Парамон вошел в избу совсем больной. В животе зудела тоненькая и весьма надоедливая боль, убивающая своей постоянностью. Размотал старик шарф с худой шеи, протопал валенками с пришивными голяшками к столу, оперся ревматическими пальцами о столетию и долго так стоял, грустно покачивая головой: «Вот и в Могилевскую скоро, на покой, значит, Парамон Иваныч, — нажился. Был конь езжан, диво на диво. Помереть-то ладно, да хоть не напозориться бы самому и людей не напозорить».

Петенбурги в Вазице — род отменитый: еще прадед, а может, и выше, если считать по семейному колену, ушел от моря на заработки в Петербург и занялся «художным» ремеслом. Так и пошли из рода в род ремесло это и прозвище — Петенбурги.

Парамон до тридцати не женился, подряжался церкви расписывать, потом заела «сухотка» по деревне, а может, Дуська завлекла, совсем девкой стала, и вернулся парень в деревню. Женился вскоре, но дети что-то не пошли, только перед самой империалистической Юлька родилась.

Когда Парамон под Варшавой бился, их Александро-Невский полк взяли в оборот, а потом немец-гад стал газами травить, и многие тут полегли — черные все с лица. А Петербург сумел противогаз натянуть и тем самым спасся, но только тазов успел хлебнуть. Взяли его в плен, увезли к самой Франции, кормили скверно, приходилось лягушек есть. «Не побрезговали, дак и выжили, а кто привередный был — дуба дал». Поселили Парамона в каменном бараке, под конвоем на работы водили, только вскоре бежал Петенбург и восемнадцать дней плутал в чужой земле. Затравили его собаками, не собаки — звери, все руки покусали. Привезли обратно, взяли в плети и погнали поле пахать.

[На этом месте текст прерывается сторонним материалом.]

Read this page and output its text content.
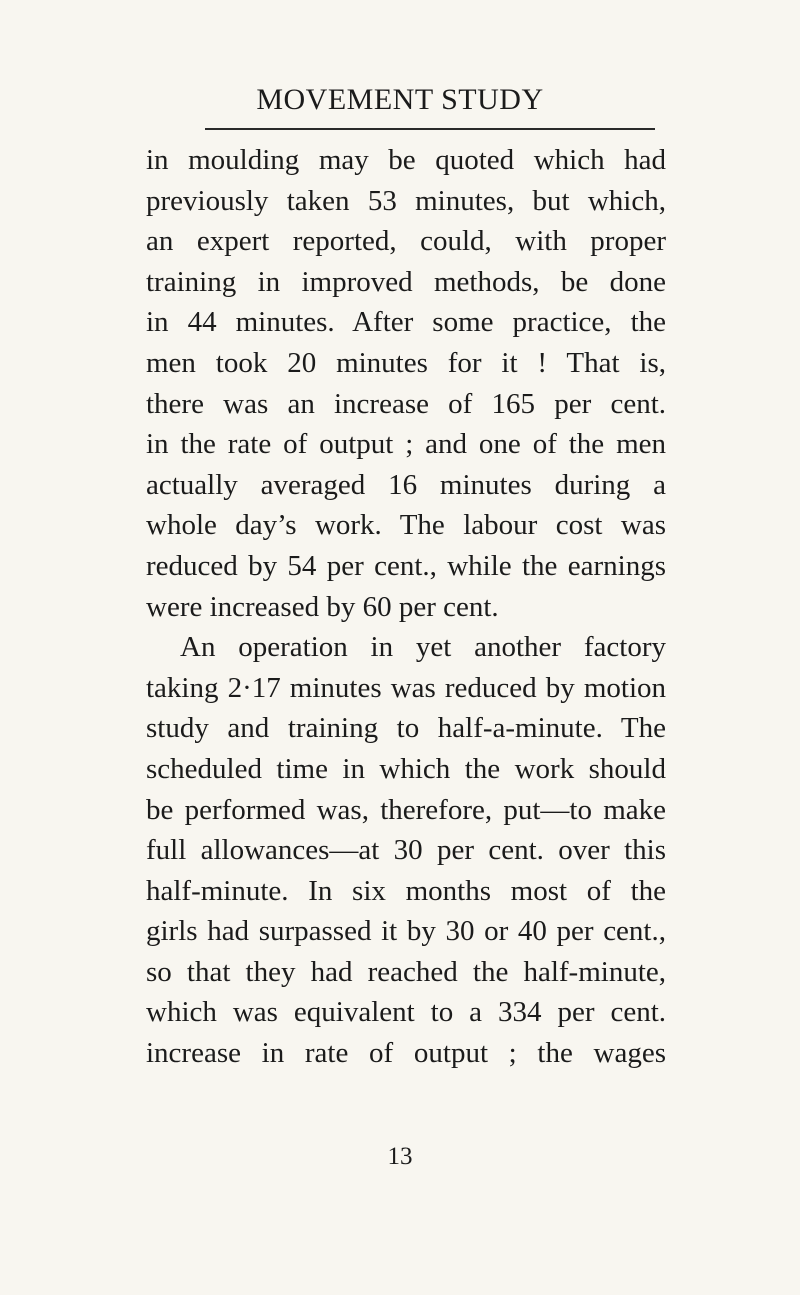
MOVEMENT STUDY
in moulding may be quoted which had
previously taken 53 minutes, but which,
an expert reported, could, with proper
training in improved methods, be done
in 44 minutes. After some practice, the
men took 20 minutes for it ! That is,
there was an increase of 165 per cent.
in the rate of output ; and one of the men
actually averaged 16 minutes during a
whole day’s work. The labour cost was
reduced by 54 per cent., while the earnings
were increased by 60 per cent.
An operation in yet another factory
taking 2·17 minutes was reduced by motion
study and training to half-a-minute. The
scheduled time in which the work should
be performed was, therefore, put—to make
full allowances—at 30 per cent. over this
half-minute. In six months most of the
girls had surpassed it by 30 or 40 per cent.,
so that they had reached the half-minute,
which was equivalent to a 334 per cent.
increase in rate of output ; the wages
13
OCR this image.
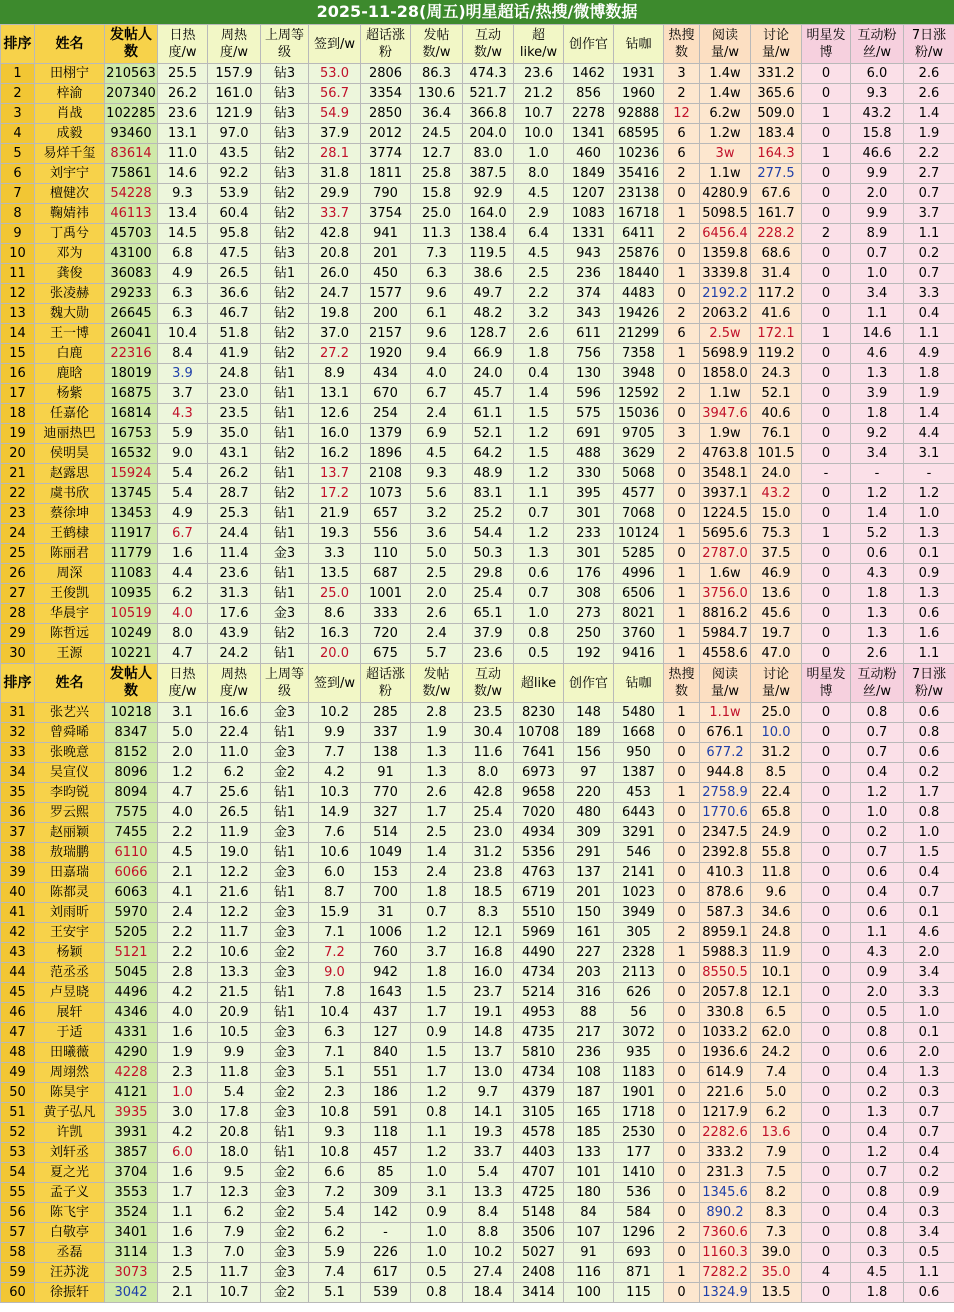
2025-11-28(周五)明星超话/热搜/微博数据
排序	姓名	发帖人数	日热度/w	周热度/w	上周等级	签到/w	超话涨粉	发帖数/w	互动数/w	超like/w	创作官	钻咖	热搜数	阅读量/w	讨论量/w	明星发博	互动粉丝/w	7日涨粉/w
1	田栩宁	210563	25.5	157.9	钻3	53.0	2806	86.3	474.3	23.6	1462	1931	3	1.4w	331.2	0	6.0	2.6
2	梓渝	207340	26.2	161.0	钻3	56.7	3354	130.6	521.7	21.2	856	1960	2	1.4w	365.6	0	9.3	2.6
3	肖战	102285	23.6	121.9	钻3	54.9	2850	36.4	366.8	10.7	2278	92888	12	6.2w	509.0	1	43.2	1.4
4	成毅	93460	13.1	97.0	钻3	37.9	2012	24.5	204.0	10.0	1341	68595	6	1.2w	183.4	0	15.8	1.9
5	易烊千玺	83614	11.0	43.5	钻2	28.1	3774	12.7	83.0	1.0	460	10236	6	3w	164.3	1	46.6	2.2
6	刘宇宁	75861	14.6	92.2	钻3	31.8	1811	25.8	387.5	8.0	1849	35416	2	1.1w	277.5	0	9.9	2.7
7	檀健次	54228	9.3	53.9	钻2	29.9	790	15.8	92.9	4.5	1207	23138	0	4280.9	67.6	0	2.0	0.7
8	鞠婧祎	46113	13.4	60.4	钻2	33.7	3754	25.0	164.0	2.9	1083	16718	1	5098.5	161.7	0	9.9	3.7
9	丁禹兮	45703	14.5	95.8	钻2	42.8	941	11.3	138.4	6.4	1331	6411	2	6456.4	228.2	2	8.9	1.1
10	邓为	43100	6.8	47.5	钻3	20.8	201	7.3	119.5	4.5	943	25876	0	1359.8	68.6	0	0.7	0.2
11	龚俊	36083	4.9	26.5	钻1	26.0	450	6.3	38.6	2.5	236	18440	1	3339.8	31.4	0	1.0	0.7
12	张凌赫	29233	6.3	36.6	钻2	24.7	1577	9.6	49.7	2.2	374	4483	0	2192.2	117.2	0	3.4	3.3
13	魏大勋	26645	6.3	46.7	钻2	19.8	200	6.1	48.2	3.2	343	19426	2	2063.2	41.6	0	1.1	0.4
14	王一博	26041	10.4	51.8	钻2	37.0	2157	9.6	128.7	2.6	611	21299	6	2.5w	172.1	1	14.6	1.1
15	白鹿	22316	8.4	41.9	钻2	27.2	1920	9.4	66.9	1.8	756	7358	1	5698.9	119.2	0	4.6	4.9
16	鹿晗	18019	3.9	24.8	钻1	8.9	434	4.0	24.0	0.4	130	3948	0	1858.0	24.3	0	1.3	1.8
17	杨紫	16875	3.7	23.0	钻1	13.1	670	6.7	45.7	1.4	596	12592	2	1.1w	52.1	0	3.9	1.9
18	任嘉伦	16814	4.3	23.5	钻1	12.6	254	2.4	61.1	1.5	575	15036	0	3947.6	40.6	0	1.8	1.4
19	迪丽热巴	16753	5.9	35.0	钻1	16.0	1379	6.9	52.1	1.2	691	9705	3	1.9w	76.1	0	9.2	4.4
20	侯明昊	16532	9.0	43.1	钻2	16.2	1896	4.5	64.2	1.5	488	3629	2	4763.8	101.5	0	3.4	3.1
21	赵露思	15924	5.4	26.2	钻1	13.7	2108	9.3	48.9	1.2	330	5068	0	3548.1	24.0	-	-	-
22	虞书欣	13745	5.4	28.7	钻2	17.2	1073	5.6	83.1	1.1	395	4577	0	3937.1	43.2	0	1.2	1.2
23	蔡徐坤	13453	4.9	25.3	钻1	21.9	657	3.2	25.2	0.7	301	7068	0	1224.5	15.0	0	1.4	1.0
24	王鹤棣	11917	6.7	24.4	钻1	19.3	556	3.6	54.4	1.2	233	10124	1	5695.6	75.3	1	5.2	1.3
25	陈丽君	11779	1.6	11.4	金3	3.3	110	5.0	50.3	1.3	301	5285	0	2787.0	37.5	0	0.6	0.1
26	周深	11083	4.4	23.6	钻1	13.5	687	2.5	29.8	0.6	176	4996	1	1.6w	46.9	0	4.3	0.9
27	王俊凯	10935	6.2	31.3	钻1	25.0	1001	2.0	25.4	0.7	308	6506	1	3756.0	13.6	0	1.8	1.3
28	华晨宇	10519	4.0	17.6	金3	8.6	333	2.6	65.1	1.0	273	8021	1	8816.2	45.6	0	1.3	0.6
29	陈哲远	10249	8.0	43.9	钻2	16.3	720	2.4	37.9	0.8	250	3760	1	5984.7	19.7	0	1.3	1.6
30	王源	10221	4.7	24.2	钻1	20.0	675	5.7	23.6	0.5	192	9416	1	4558.6	47.0	0	2.6	1.1
排序	姓名	发帖人数	日热度/w	周热度/w	上周等级	签到/w	超话涨粉	发帖数/w	互动数/w	超like	创作官	钻咖	热搜数	阅读量/w	讨论量/w	明星发博	互动粉丝/w	7日涨粉/w
31	张艺兴	10218	3.1	16.6	金3	10.2	285	2.8	23.5	8230	148	5480	1	1.1w	25.0	0	0.8	0.6
32	曾舜晞	8347	5.0	22.4	钻1	9.9	337	1.9	30.4	10708	189	1668	0	676.1	10.0	0	0.7	0.8
33	张晚意	8152	2.0	11.0	金3	7.7	138	1.3	11.6	7641	156	950	0	677.2	31.2	0	0.7	0.6
34	吴宣仪	8096	1.2	6.2	金2	4.2	91	1.3	8.0	6973	97	1387	0	944.8	8.5	0	0.4	0.2
35	李昀锐	8094	4.7	25.6	钻1	10.3	770	2.6	42.8	9658	220	453	1	2758.9	22.4	0	1.2	1.7
36	罗云熙	7575	4.0	26.5	钻1	14.9	327	1.7	25.4	7020	480	6443	0	1770.6	65.8	0	1.0	0.8
37	赵丽颖	7455	2.2	11.9	金3	7.6	514	2.5	23.0	4934	309	3291	0	2347.5	24.9	0	0.2	1.0
38	敖瑞鹏	6110	4.5	19.0	钻1	10.6	1049	1.4	31.2	5356	291	546	0	2392.8	55.8	0	0.7	1.5
39	田嘉瑞	6066	2.1	12.2	金3	6.0	153	2.4	23.8	4763	137	2141	0	410.3	11.8	0	0.6	0.4
40	陈都灵	6063	4.1	21.6	钻1	8.7	700	1.8	18.5	6719	201	1023	0	878.6	9.6	0	0.4	0.7
41	刘雨昕	5970	2.4	12.2	金3	15.9	31	0.7	8.3	5510	150	3949	0	587.3	34.6	0	0.6	0.1
42	王安宇	5205	2.2	11.7	金3	7.1	1006	1.2	12.1	5969	161	305	2	8959.1	24.8	0	1.1	4.6
43	杨颖	5121	2.2	10.6	金2	7.2	760	3.7	16.8	4490	227	2328	1	5988.3	11.9	0	4.3	2.0
44	范丞丞	5045	2.8	13.3	金3	9.0	942	1.8	16.0	4734	203	2113	0	8550.5	10.1	0	0.9	3.4
45	卢昱晓	4496	4.2	21.5	钻1	7.8	1643	1.5	23.7	5214	316	626	0	2057.8	12.1	0	2.0	3.3
46	展轩	4346	4.0	20.9	钻1	10.4	437	1.7	19.1	4953	88	56	0	330.8	6.5	0	0.5	1.0
47	于适	4331	1.6	10.5	金3	6.3	127	0.9	14.8	4735	217	3072	0	1033.2	62.0	0	0.8	0.1
48	田曦薇	4290	1.9	9.9	金3	7.1	840	1.5	13.7	5810	236	935	0	1936.6	24.2	0	0.6	2.0
49	周翊然	4228	2.3	11.8	金3	5.1	551	1.7	13.0	4734	108	1183	0	614.9	7.4	0	0.4	1.3
50	陈昊宇	4121	1.0	5.4	金2	2.3	186	1.2	9.7	4379	187	1901	0	221.6	5.0	0	0.2	0.3
51	黄子弘凡	3935	3.0	17.8	金3	10.8	591	0.8	14.1	3105	165	1718	0	1217.9	6.2	0	1.3	0.7
52	许凯	3931	4.2	20.8	钻1	9.3	118	1.1	19.3	4578	185	2530	0	2282.6	13.6	0	0.4	0.7
53	刘轩丞	3857	6.0	18.0	钻1	10.8	457	1.2	33.7	4403	133	177	0	333.2	7.9	0	1.2	0.4
54	夏之光	3704	1.6	9.5	金2	6.6	85	1.0	5.4	4707	101	1410	0	231.3	7.5	0	0.7	0.2
55	孟子义	3553	1.7	12.3	金3	7.2	309	3.1	13.3	4725	180	536	0	1345.6	8.2	0	0.8	0.9
56	陈飞宇	3524	1.1	6.2	金2	5.4	142	0.9	8.4	5148	84	584	0	890.2	8.3	0	0.4	0.3
57	白敬亭	3401	1.6	7.9	金2	6.2	-	1.0	8.8	3506	107	1296	2	7360.6	7.3	0	0.8	3.4
58	丞磊	3114	1.3	7.0	金3	5.9	226	1.0	10.2	5027	91	693	0	1160.3	39.0	0	0.3	0.5
59	汪苏泷	3073	2.5	11.7	金3	7.4	617	0.5	27.4	2408	116	871	1	7282.2	35.0	4	4.5	1.1
60	徐振轩	3042	2.1	10.7	金2	5.1	539	0.8	18.4	3414	100	115	0	1324.9	13.5	0	1.8	0.6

Месяца через два познакомился Парамон с полячкой, Терезией звать. А был еще друг у него, Кузьмин по фамилии. Все с гармошкой по вечерам сидел на крыльце. Баб бывало соберется! Перепилив решетку, бежал Петенбург снова на пару с Кузьминым. В штатское переоделись, в поезд сели. Адреса варшавские были, потому как полячка здорово в Петенбурга влюбилась и дело у них к свадьбе шло. Но как побежал Петенбург, то все уговоры забыл, а остановился лишь под Москвой, когда красные в плен взяли и поставили к стенке. Ведь суды тогда скорые были: мол, дезертир — и все, и нечего хвостом вертеть. Но тут словно пелена с глаз слетела: увидали, сколь пленный телом худ, с лица болен. Записали в конвойный батальон и отправили на фронт.

Пришлось Парамону еще на фронтах гражданской пуд соли съесть. Вернулся домой — уже дочери шесть лет. Но, правда, недолго длилось семейное счастье: умерла жена через год. Остался Парамон вдвоем с дочерью в большом отцовом доме, да с ним проклятая болезнь, которую привез Петенбург с «ерманской».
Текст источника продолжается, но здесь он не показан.